Reducing Systemic Errors in Cost Models
Covert, R
MCR, LLC

Cost models often rely on cost estimating relationships (CERs) derived through regression techniques that are traditionally limited to curve fitting of vectors of discrete dependent variables (costs) with vectors of discrete independent variables (cost drivers). The result of these regressions is a set of CERs and their fit statistics such as the standard error or standard percent error based on regression of discrete variables. When using these CERs in a cost uncertainty analysis, different systemic errors may be inadvertently produced by the cost model. Some of these systemic errors are identified as "functional correlations", which is just another term for systemic error. Systemic errors depend almost entirely on the cost drivers selected for the CERs and can be reduced or partially prevented. The first type of systemic error is due to the use of cost drivers that are themselves estimates, such as the estimate of an item's weight at an early design phase. The second error is due to the use of shared cost drivers, such as a common weight of a particular item. The third type of systemic error is due to the use of computed costs from one or more CERs as a cost driver, commonly referred to as a "cost-on-cost function". A new technique called errors-in-variables (EIV) regression can be used to measure the ensemble uncertainty of a cost model thus limiting the amount of systemic error.

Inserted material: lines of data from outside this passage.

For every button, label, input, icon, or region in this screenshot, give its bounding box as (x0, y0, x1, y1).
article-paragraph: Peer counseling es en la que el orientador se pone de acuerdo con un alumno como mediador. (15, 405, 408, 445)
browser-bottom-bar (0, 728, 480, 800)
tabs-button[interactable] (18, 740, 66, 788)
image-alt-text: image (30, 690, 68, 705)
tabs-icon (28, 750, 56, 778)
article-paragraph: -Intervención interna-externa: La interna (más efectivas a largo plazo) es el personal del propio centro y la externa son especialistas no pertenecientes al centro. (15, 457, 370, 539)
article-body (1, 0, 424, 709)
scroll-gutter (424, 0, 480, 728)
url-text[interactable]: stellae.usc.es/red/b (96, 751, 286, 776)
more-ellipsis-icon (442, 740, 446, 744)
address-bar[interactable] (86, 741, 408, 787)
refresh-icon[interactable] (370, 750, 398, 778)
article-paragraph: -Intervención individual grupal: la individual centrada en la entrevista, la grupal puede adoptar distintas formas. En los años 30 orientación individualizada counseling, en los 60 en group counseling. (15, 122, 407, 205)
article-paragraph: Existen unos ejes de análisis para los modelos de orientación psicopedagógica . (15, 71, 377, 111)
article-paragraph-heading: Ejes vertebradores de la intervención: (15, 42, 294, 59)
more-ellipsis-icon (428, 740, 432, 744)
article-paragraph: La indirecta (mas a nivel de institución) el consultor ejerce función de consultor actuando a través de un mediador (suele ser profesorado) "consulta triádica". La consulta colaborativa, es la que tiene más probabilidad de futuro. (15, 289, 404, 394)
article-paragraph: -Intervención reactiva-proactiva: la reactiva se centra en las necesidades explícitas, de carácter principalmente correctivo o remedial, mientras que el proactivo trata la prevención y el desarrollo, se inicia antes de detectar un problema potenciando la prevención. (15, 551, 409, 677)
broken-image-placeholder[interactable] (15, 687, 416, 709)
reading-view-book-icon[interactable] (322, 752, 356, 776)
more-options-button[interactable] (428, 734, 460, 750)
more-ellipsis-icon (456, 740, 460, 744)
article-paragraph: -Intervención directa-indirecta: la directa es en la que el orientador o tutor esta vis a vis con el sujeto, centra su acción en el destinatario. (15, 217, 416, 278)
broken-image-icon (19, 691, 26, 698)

In previous presentations, the author introduced the technique of EIV regression - a method that treats both the independent and dependent variables in a regression as random variables. EIV regression techniques can be employed to find appropriate CERs with errors in either the dependent or independent variables or even when both are random variables. Since cost modelers assume the regression variables are discrete and non-random in nature, even when computing cost-on-cost functions, systemic errors are neglected when choosing the appropriate CERs for a cost model. A cost model developed using EIV regression techniques can provide a minimum ensemble error for the cost model.

In this presentation, the author describes where and how systemic errors occur and shows examples of models containing CERs derived using the EIV technique that reduce the systemic errors in the model.